Why build an MVP first?
- Faster — launch in 2–4 months instead of waiting over a year
- Cheaper — typically 60–80% less than a full product build
- Lower risk — test your assumptions before full investment
- Real feedback — learn what users actually need before building more
How to Select MVP Features
List all the features you want, then sort them into 3 buckets:
| Bucket | Description | Include in MVP? |
|---|---|---|
| Must Have | Without this, the software is unusable | ✅ Yes |
| Should Have | Very helpful, but usable without it | ❌ Phase 2 |
| Nice to Have | Desired but not necessary | ❌ Backlog |
Step 4: Choose the Right Platform
| Your Need | Best Platform |
|---|---|
| Office use on computers | Web Application |
| Staff use while mobile | Mobile App (iOS/Android) |
| Both scenarios | Web App + Progressive Web App (PWA) |
| B2C customers | Mobile App or Web |
| Internal business system | Web Application (almost always) |
Tip: Web applications are more flexible and cheaper to start with. Mobile apps can always be added later.
Step 5: Create a Requirements Document
Before contacting a software house, prepare a short document (2–5 pages) covering:
- Business Problem — what you're trying to solve
- Target Users — who uses it and how
- Core Features — must-have features for the MVP
- Platform — web, mobile, or both
- Integrations — systems to connect (e.g., LINE, payment gateways, existing ERP)

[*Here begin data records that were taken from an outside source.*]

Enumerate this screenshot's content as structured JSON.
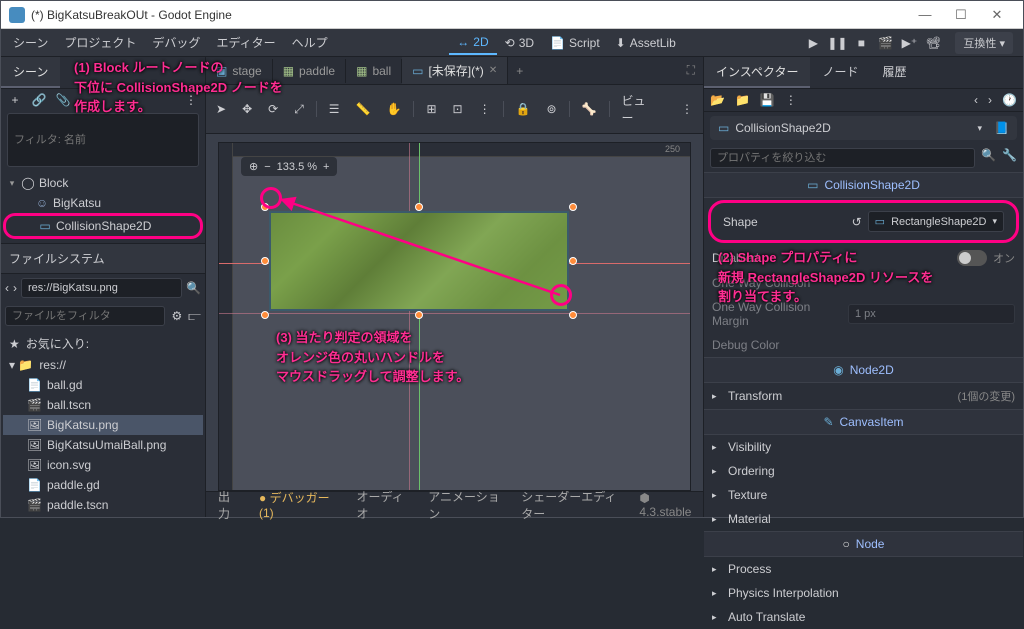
{
  "window": {
    "title": "(*) BigKatsuBreakOUt - Godot Engine"
  },
  "menubar": {
    "scene": "シーン",
    "project": "プロジェクト",
    "debug": "デバッグ",
    "editor": "エディター",
    "help": "ヘルプ"
  },
  "top_modes": {
    "2d": "2D",
    "3d": "3D",
    "script": "Script",
    "assetlib": "AssetLib"
  },
  "compat": "互換性",
  "left": {
    "tab_scene": "シーン",
    "filter_label": "フィルタ: 名前",
    "tree": {
      "block": "Block",
      "bigkatsu": "BigKatsu",
      "collision": "CollisionShape2D"
    },
    "filesystem": "ファイルシステム",
    "path": "res://BigKatsu.png",
    "file_filter": "ファイルをフィルタ",
    "favorites": "お気に入り:",
    "res_root": "res://",
    "files": {
      "ball_gd": "ball.gd",
      "ball_tscn": "ball.tscn",
      "bigkatsu_png": "BigKatsu.png",
      "umai": "BigKatsuUmaiBall.png",
      "icon": "icon.svg",
      "paddle_gd": "paddle.gd",
      "paddle_tscn": "paddle.tscn"
    }
  },
  "center": {
    "tabs": {
      "stage": "stage",
      "paddle": "paddle",
      "ball": "ball",
      "unsaved": "[未保存](*)"
    },
    "zoom": "133.5 %",
    "view_btn": "ビュー"
  },
  "bottom": {
    "output": "出力",
    "debugger": "デバッガー (1)",
    "audio": "オーディオ",
    "animation": "アニメーション",
    "shader": "シェーダーエディター",
    "version": "4.3.stable"
  },
  "right": {
    "tab_inspector": "インスペクター",
    "tab_node": "ノード",
    "tab_history": "履歴",
    "node_name": "CollisionShape2D",
    "filter_props": "プロパティを絞り込む",
    "sections": {
      "collision2d": "CollisionShape2D",
      "node2d": "Node2D",
      "canvasitem": "CanvasItem",
      "node": "Node"
    },
    "props": {
      "shape": "Shape",
      "shape_val": "RectangleShape2D",
      "disabled": "Disabled",
      "oneway": "One Way Collision",
      "margin": "One Way Collision Margin",
      "margin_val": "1 px",
      "debug_color": "Debug Color",
      "on": "オン",
      "transform": "Transform",
      "transform_note": "(1個の変更)",
      "visibility": "Visibility",
      "ordering": "Ordering",
      "texture": "Texture",
      "material": "Material",
      "process": "Process",
      "physics": "Physics Interpolation",
      "autotranslate": "Auto Translate"
    }
  },
  "annotations": {
    "a1_l1": "(1) Block ルートノードの",
    "a1_l2": "下位に CollisionShape2D ノードを",
    "a1_l3": "作成します。",
    "a2_l1": "(2) Shape プロパティに",
    "a2_l2": "新規 RectangleShape2D リソースを",
    "a2_l3": "割り当てます。",
    "a3_l1": "(3)  当たり判定の領域を",
    "a3_l2": "オレンジ色の丸いハンドルを",
    "a3_l3": "マウスドラッグして調整します。"
  }
}
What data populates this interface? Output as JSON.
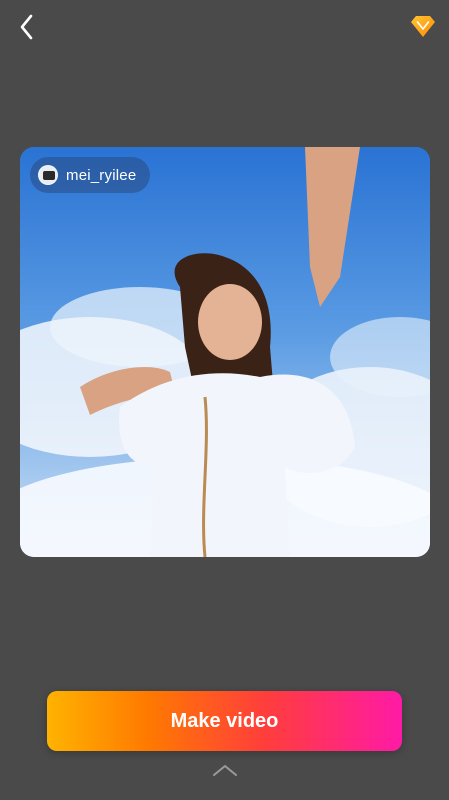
{
  "header": {
    "back_icon": "chevron-left-icon",
    "premium_icon": "diamond-icon",
    "colors": {
      "premium_start": "#FFC533",
      "premium_end": "#FF8A00"
    }
  },
  "preview": {
    "username": "mei_ryilee",
    "avatar_icon": "avatar-icon"
  },
  "actions": {
    "make_video_label": "Make video",
    "expand_icon": "chevron-up-icon",
    "gradient_colors": [
      "#ffb300",
      "#ff7a00",
      "#ff3d3d",
      "#ff1aa6"
    ]
  }
}
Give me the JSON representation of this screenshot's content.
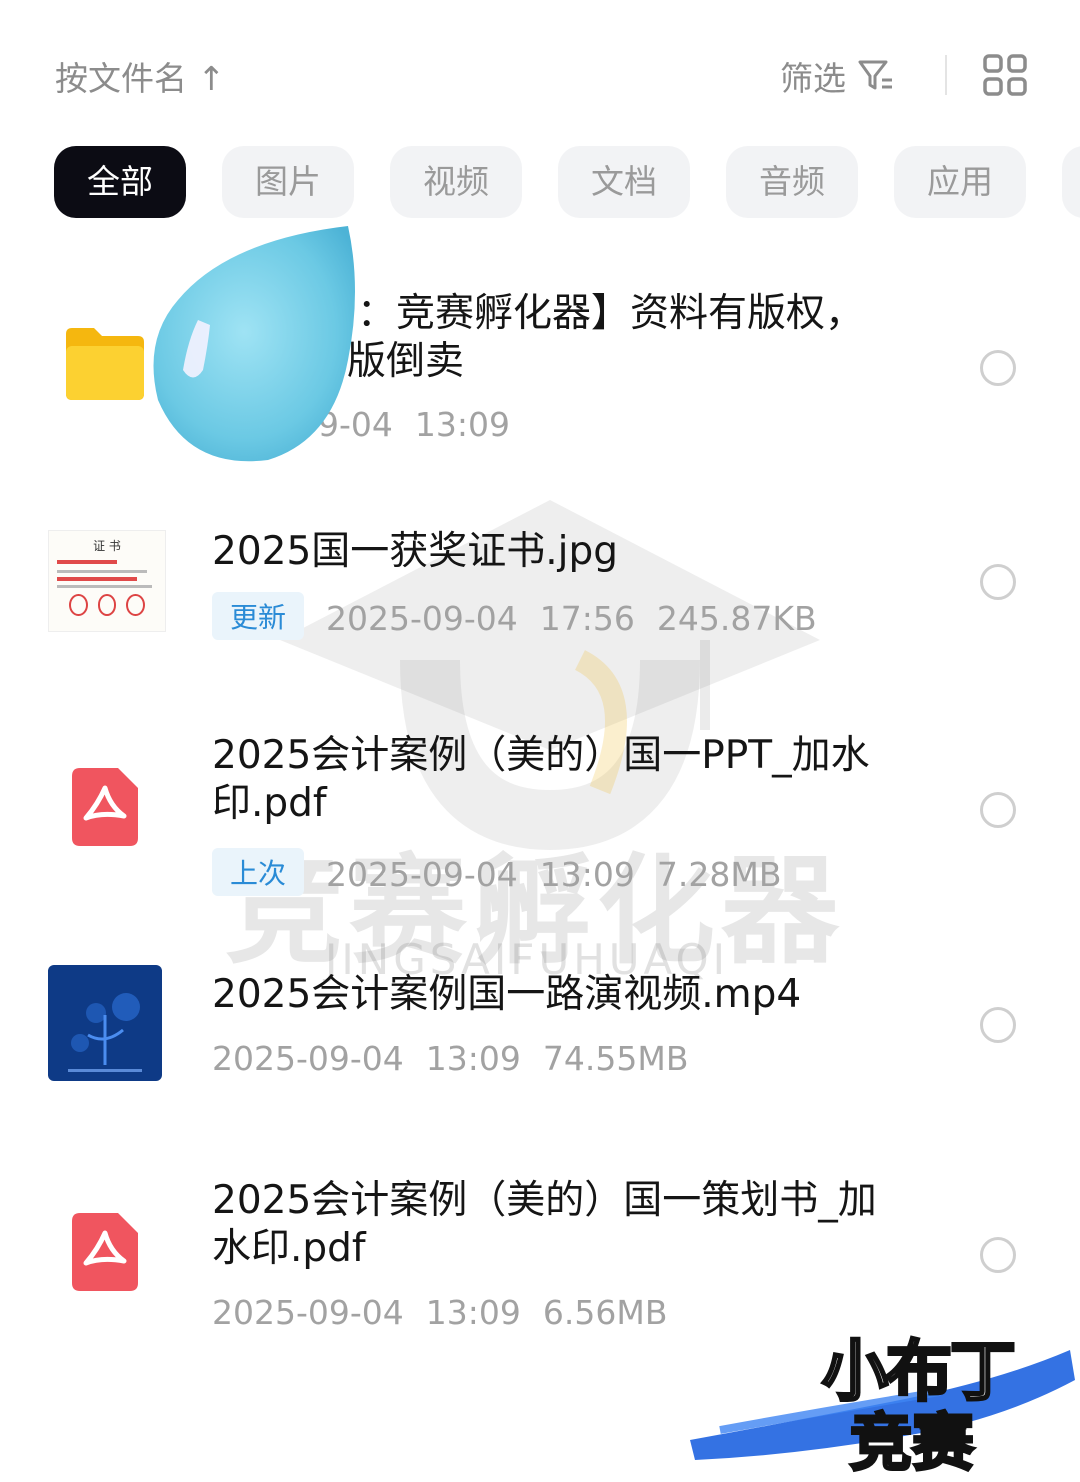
{
  "toolbar": {
    "sort_label": "按文件名 ↑",
    "filter_label": "筛选"
  },
  "tabs": [
    {
      "label": "全部",
      "active": true
    },
    {
      "label": "图片",
      "active": false
    },
    {
      "label": "视频",
      "active": false
    },
    {
      "label": "文档",
      "active": false
    },
    {
      "label": "音频",
      "active": false
    },
    {
      "label": "应用",
      "active": false
    }
  ],
  "files": [
    {
      "name": "：竞赛孵化器】资料有版权，",
      "name_line2": "版倒卖",
      "date": "9-04",
      "time": "13:09",
      "icon": "folder-icon"
    },
    {
      "name": "2025国一获奖证书.jpg",
      "badge": "更新",
      "date": "2025-09-04",
      "time": "17:56",
      "size": "245.87KB",
      "icon": "certificate-thumbnail",
      "thumb_text": "证 书"
    },
    {
      "name": "2025会计案例（美的）国一PPT_加水",
      "name_line2": "印.pdf",
      "badge": "上次",
      "date": "2025-09-04",
      "time": "13:09",
      "size": "7.28MB",
      "icon": "pdf-icon"
    },
    {
      "name": "2025会计案例国一路演视频.mp4",
      "date": "2025-09-04",
      "time": "13:09",
      "size": "74.55MB",
      "icon": "video-thumbnail"
    },
    {
      "name": "2025会计案例（美的）国一策划书_加",
      "name_line2": "水印.pdf",
      "date": "2025-09-04",
      "time": "13:09",
      "size": "6.56MB",
      "icon": "pdf-icon"
    }
  ],
  "watermark": {
    "text": "竞赛孵化器",
    "sub": "JINGSAIFUHUAQI"
  },
  "brand": {
    "line1": "小布丁",
    "line2": "竞赛"
  },
  "colors": {
    "active_tab_bg": "#0c0c14",
    "badge_text": "#2a8bd6",
    "pdf_red": "#f0555f",
    "folder_yellow": "#f8c21a"
  }
}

- Timeline — target go-live date
- Budget Range — rough budget (doesn't need to be exact)
It doesn't have to be perfect — a good software house will help you refine it.
Step 6: Choose the Right Software House
With requirements in hand, evaluate software houses by:
- Portfolio — have they built something similar to what you need?
- Clear process — do they run a Discovery Phase with prototypes before coding?
- Communication — do they answer questions clearly without excessive jargon?
- Maintenance plan — how do they support the product after go-live?
- Transparent contracts — clear scope, timeline, and payment milestones
Step 7: Don't Skip the Discovery Phase
A good software house will run a Discovery Phase (also called Inception or Scoping) before any code is written. This includes:
- Stakeholder workshops
- User journey mapping
- Wireframes/prototypes
- Technical architecture design
- Accurate cost and timeline estimates
Discovery takes 1–3 weeks and has a separate cost, but it's worth every baht — it dramatically reduces project risk.
Step 8: Stay Engaged During Development
During the build:
- Join Sprint Reviews every 2 weeks — see what's been built
- Test new features immediately — don't wait until go-live
- Give feedback quickly — fixing issues during development costs far less than fixing after launch
- Use a project management tool — Linear, Jira, or even Notion works
Summary: Your Software Project Checklist
- Define the problem clearly (not just "I want an app")
- Identify users and core use cases
- Decide on MVP vs full product scope
- Choose platform (web/mobile/both)
- Prepare a basic requirements document
- Get quotes from 2–3 software houses
- Compare on process, portfolio, and communication — not just price
- Start with a Discovery Phase before development begins
Follow this checklist, and your software project has a very high chance of reaching its goals.